Was viele nicht wissen: Menschen mit einem Pflegegrad können diese Kosten über den so genannten Entlastungsbetrag von bis zu 125 Euro im Monat von der Krankenkasse erstatten lassen, wenn der pflegende Angehörige entlastet werden soll und ein Nachbarschaftshelfer stundenweise mithilft.
Konzept überzeugt auch neue Ehrenamtliche
Überzeugt vom Konzept haben sich einige der zehn Interessierten gleich bei der Nachbarschaftshilfe Süd registrieren lassen. So wie Saskia Angeneter, die erst seit rund einem Monat in Singen wohnt. „Ich habe davon in der Zeitung gelesen und dachte gleich, das ist was für mich“, sagt die 41-jährige Frau, die sich eine solche ehrenamtliche Tätigkeit neben ihrem Beruf gut vorstellen kann.
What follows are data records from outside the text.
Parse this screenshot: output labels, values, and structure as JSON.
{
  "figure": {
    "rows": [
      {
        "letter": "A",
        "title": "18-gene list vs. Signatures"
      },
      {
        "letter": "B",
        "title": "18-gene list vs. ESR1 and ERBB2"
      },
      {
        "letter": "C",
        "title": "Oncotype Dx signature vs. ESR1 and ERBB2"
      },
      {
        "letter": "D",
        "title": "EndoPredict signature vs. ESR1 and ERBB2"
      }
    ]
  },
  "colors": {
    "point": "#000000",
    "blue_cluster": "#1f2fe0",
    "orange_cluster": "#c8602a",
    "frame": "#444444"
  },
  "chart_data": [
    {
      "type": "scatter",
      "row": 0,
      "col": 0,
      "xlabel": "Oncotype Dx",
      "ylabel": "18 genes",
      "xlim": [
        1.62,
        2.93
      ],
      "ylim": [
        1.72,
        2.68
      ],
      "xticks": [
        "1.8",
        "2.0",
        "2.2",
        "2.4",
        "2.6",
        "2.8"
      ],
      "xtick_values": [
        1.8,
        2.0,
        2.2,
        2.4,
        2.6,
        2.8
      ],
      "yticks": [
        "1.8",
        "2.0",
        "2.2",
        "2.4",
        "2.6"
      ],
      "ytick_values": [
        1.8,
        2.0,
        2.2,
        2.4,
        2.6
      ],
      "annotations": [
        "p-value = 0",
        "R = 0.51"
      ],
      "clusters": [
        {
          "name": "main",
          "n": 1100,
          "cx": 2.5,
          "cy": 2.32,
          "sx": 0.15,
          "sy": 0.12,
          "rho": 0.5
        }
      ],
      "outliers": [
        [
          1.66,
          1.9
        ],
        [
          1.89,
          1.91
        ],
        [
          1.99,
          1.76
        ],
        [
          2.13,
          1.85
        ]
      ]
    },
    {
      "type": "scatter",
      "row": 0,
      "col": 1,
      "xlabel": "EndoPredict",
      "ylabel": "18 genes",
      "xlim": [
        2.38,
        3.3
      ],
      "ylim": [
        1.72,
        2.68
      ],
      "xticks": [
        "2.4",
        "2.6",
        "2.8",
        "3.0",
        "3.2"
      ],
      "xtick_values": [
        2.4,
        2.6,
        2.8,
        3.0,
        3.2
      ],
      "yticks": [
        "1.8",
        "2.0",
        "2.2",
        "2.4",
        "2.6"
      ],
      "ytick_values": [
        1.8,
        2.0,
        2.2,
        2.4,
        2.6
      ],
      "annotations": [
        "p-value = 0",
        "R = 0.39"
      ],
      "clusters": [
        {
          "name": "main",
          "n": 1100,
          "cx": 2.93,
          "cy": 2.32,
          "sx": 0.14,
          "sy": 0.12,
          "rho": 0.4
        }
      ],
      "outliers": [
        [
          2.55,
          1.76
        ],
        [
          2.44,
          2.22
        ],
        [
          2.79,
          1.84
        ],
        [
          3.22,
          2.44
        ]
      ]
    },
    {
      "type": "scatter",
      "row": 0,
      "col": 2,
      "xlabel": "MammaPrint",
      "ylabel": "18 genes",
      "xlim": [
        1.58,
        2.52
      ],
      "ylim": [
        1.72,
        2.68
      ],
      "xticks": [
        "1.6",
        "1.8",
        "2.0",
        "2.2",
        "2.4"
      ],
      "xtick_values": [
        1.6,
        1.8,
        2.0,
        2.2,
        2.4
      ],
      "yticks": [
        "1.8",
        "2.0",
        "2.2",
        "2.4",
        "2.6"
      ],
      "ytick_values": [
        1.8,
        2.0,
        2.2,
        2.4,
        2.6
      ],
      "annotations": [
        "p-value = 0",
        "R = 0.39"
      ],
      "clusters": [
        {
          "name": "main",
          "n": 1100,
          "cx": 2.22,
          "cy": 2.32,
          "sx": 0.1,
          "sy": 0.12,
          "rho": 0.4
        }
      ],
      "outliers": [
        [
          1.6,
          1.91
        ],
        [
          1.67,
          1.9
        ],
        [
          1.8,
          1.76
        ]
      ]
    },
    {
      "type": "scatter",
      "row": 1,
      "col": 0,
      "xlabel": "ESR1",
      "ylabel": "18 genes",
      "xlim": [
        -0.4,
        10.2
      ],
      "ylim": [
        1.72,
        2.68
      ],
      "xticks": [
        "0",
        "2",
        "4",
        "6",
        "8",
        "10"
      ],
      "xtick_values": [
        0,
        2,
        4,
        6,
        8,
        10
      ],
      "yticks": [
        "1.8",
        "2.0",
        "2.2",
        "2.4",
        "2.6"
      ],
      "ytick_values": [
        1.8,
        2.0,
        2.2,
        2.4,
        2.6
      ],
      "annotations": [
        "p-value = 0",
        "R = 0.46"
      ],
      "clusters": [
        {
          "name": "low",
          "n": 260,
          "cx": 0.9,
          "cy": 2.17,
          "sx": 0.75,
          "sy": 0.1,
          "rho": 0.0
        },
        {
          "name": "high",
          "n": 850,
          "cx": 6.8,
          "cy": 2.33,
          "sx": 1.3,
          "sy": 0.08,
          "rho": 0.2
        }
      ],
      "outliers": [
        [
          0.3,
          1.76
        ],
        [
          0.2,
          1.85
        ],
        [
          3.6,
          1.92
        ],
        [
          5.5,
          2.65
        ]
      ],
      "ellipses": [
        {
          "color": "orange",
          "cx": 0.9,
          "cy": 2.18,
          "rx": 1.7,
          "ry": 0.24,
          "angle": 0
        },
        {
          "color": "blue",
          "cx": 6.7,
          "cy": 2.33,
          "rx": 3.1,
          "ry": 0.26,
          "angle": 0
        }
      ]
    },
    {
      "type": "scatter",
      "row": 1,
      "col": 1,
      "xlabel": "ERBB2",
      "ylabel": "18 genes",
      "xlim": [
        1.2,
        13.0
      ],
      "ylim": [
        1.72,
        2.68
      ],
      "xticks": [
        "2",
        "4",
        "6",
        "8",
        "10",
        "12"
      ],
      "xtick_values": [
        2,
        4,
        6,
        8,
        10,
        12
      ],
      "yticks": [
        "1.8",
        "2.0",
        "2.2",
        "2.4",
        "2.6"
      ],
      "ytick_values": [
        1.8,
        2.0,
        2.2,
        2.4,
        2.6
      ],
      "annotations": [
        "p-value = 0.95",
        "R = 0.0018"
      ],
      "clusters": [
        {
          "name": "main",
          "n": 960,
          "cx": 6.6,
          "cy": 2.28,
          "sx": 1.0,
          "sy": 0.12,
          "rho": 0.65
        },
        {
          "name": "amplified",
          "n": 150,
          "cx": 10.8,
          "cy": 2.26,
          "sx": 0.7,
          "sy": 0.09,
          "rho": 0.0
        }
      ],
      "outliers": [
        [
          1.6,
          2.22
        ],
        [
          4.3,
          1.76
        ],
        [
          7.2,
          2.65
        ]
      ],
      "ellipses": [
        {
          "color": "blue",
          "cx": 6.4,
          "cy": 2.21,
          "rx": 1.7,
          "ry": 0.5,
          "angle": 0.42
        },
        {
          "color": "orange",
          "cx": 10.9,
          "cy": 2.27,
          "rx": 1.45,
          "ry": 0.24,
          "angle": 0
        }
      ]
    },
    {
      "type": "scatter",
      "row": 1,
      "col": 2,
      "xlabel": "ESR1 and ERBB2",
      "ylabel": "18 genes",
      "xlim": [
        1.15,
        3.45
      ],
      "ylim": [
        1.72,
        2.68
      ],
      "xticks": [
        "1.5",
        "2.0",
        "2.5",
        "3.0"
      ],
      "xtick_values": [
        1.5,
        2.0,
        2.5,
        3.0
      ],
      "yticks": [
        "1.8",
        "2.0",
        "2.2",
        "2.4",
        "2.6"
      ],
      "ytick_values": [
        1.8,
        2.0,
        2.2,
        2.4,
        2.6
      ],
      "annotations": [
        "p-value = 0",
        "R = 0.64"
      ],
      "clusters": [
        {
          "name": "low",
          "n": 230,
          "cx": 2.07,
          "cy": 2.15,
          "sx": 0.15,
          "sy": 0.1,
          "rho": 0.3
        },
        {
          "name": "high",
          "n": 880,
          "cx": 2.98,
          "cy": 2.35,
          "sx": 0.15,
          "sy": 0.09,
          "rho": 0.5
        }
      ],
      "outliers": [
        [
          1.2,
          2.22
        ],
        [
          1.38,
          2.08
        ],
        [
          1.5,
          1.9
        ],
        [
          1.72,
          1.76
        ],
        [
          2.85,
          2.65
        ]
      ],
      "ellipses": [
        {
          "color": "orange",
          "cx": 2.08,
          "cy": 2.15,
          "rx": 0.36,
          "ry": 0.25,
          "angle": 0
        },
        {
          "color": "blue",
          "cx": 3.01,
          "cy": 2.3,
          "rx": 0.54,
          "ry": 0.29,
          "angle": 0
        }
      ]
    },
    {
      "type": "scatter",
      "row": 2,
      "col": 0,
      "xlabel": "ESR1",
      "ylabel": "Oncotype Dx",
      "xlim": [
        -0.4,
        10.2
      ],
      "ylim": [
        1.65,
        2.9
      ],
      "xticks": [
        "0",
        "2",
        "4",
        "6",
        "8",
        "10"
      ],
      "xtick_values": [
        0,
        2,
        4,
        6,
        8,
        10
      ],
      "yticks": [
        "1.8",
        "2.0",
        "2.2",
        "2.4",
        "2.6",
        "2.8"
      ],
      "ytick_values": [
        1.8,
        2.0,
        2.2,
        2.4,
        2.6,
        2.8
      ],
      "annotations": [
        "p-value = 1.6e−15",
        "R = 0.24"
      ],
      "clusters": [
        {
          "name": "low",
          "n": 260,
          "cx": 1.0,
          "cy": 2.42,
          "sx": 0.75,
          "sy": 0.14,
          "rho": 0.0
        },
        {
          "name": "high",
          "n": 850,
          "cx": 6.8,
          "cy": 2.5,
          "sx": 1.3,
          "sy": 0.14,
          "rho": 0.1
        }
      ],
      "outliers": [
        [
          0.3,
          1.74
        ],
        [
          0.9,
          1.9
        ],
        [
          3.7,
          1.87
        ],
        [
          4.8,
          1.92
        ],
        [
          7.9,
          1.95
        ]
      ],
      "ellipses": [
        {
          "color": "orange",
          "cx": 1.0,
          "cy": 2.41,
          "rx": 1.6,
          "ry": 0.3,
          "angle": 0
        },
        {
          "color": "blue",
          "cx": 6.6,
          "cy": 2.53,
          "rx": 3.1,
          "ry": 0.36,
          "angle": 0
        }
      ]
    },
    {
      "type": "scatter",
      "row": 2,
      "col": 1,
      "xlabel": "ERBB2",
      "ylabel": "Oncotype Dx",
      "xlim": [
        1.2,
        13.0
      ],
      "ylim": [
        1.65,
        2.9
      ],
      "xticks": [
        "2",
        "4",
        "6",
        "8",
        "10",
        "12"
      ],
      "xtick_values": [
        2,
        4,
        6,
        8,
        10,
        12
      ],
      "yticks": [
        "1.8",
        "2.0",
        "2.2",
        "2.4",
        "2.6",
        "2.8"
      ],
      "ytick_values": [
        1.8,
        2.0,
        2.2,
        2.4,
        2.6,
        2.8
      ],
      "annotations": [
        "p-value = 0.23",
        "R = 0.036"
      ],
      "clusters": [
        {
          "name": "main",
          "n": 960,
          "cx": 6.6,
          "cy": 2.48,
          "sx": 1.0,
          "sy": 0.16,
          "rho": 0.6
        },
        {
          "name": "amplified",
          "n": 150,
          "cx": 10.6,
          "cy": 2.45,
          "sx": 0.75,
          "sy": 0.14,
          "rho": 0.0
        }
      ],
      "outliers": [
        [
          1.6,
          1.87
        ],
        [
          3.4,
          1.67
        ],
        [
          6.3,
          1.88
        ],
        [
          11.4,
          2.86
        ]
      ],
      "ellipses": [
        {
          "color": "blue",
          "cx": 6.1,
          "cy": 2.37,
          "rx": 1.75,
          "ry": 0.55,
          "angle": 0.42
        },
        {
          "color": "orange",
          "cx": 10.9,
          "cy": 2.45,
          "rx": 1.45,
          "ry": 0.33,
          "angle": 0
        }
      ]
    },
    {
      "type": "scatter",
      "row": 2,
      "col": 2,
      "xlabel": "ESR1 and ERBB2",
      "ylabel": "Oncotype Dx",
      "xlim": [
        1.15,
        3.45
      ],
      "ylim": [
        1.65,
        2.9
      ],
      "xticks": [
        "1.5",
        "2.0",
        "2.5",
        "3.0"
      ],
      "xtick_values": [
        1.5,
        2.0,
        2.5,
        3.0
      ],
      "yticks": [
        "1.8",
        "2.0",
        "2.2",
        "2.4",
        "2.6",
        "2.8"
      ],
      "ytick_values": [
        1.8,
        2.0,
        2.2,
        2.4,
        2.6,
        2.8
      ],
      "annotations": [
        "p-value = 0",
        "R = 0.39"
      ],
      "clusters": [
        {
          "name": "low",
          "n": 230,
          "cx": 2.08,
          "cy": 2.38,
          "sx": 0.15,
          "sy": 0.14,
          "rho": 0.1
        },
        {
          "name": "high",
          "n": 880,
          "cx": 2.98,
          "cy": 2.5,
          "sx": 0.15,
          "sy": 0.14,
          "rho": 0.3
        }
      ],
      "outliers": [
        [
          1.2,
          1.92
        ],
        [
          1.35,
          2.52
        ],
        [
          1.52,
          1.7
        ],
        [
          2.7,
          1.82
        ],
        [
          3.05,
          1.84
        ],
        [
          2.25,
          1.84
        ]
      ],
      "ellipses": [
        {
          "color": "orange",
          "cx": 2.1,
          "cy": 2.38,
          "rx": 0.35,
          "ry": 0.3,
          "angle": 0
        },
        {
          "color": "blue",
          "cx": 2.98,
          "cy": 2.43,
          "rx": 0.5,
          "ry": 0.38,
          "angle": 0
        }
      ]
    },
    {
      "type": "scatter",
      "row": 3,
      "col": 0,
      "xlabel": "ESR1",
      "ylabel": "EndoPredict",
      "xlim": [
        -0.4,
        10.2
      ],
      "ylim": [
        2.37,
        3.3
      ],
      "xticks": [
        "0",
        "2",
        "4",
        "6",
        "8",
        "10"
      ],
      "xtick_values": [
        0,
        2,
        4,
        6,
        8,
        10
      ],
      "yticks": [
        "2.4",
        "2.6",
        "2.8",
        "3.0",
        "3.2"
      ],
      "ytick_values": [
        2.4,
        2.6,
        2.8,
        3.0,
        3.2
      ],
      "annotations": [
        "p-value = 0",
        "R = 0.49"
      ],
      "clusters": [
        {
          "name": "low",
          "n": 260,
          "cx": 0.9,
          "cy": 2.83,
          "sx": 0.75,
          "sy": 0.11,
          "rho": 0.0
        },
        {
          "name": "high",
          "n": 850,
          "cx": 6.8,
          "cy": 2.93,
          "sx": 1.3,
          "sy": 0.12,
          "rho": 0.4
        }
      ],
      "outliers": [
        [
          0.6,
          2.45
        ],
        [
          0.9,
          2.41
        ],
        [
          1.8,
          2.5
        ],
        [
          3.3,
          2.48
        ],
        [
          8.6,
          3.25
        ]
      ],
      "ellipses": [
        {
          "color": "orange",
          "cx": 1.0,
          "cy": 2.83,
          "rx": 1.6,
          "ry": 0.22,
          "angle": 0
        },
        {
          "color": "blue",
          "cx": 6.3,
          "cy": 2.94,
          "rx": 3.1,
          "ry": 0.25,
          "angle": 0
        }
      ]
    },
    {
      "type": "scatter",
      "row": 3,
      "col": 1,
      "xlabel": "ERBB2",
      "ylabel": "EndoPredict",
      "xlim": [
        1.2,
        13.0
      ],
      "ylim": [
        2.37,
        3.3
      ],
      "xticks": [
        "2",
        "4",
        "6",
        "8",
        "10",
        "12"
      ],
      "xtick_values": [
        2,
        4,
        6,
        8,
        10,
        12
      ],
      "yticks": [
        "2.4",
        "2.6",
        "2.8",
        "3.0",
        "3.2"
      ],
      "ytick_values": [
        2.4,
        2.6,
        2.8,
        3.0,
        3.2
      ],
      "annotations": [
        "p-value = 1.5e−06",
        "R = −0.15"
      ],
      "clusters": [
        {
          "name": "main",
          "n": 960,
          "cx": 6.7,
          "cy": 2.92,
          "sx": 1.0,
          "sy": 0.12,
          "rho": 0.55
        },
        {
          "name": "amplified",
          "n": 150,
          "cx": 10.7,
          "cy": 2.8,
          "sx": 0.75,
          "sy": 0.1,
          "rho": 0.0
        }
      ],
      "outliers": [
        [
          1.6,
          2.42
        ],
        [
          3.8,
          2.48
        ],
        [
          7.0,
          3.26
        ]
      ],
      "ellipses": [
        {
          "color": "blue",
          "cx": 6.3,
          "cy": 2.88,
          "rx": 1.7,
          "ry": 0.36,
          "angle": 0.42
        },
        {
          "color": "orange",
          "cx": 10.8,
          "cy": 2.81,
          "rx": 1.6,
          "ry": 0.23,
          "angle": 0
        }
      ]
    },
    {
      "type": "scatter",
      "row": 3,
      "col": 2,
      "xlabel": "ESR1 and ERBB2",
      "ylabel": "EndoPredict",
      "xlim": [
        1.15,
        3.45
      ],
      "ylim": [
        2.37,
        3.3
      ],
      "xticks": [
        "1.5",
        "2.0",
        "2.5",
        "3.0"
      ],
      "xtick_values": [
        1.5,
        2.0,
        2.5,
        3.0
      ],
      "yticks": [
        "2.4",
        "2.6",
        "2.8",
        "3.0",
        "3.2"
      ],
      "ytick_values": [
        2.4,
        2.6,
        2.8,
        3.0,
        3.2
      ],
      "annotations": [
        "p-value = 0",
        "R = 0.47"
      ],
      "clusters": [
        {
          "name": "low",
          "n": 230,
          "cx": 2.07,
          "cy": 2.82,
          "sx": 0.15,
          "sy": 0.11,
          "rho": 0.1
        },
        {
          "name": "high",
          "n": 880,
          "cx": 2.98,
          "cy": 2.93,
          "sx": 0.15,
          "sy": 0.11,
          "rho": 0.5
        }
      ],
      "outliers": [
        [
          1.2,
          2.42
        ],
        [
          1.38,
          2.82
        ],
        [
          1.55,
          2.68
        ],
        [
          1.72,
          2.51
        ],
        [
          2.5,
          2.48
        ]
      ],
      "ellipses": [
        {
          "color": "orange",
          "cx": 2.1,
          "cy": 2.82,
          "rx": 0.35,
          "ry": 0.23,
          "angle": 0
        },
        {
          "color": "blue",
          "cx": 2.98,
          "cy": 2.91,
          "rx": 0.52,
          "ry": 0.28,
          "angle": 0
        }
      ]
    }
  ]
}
Wegen des gestiegenen Aufwands erhalten die Nachbarschaftshilfen seit 2023 deutlich höhere Zuschüsse von der Stadt. So bekommt die Nachbarschaftshilfe Nord 10.000 Euro und die Nachbarschaftshilfe Süd erhält 7500 Euro im Jahr. Im Norden waren 2022 rund 40 Helferinnen und Helfer im Einsatz, wie im Jahresbericht des Seniorenbüros zu lesen ist. Im Einzugsgebiet Nord wurde 2022 insgesamt 127 Personen betreut, davon 60 aus Singen-Nord. In Singen-Süd wurden gut 40 Menschen betreut, davon der größte Teil aus der Südstadt.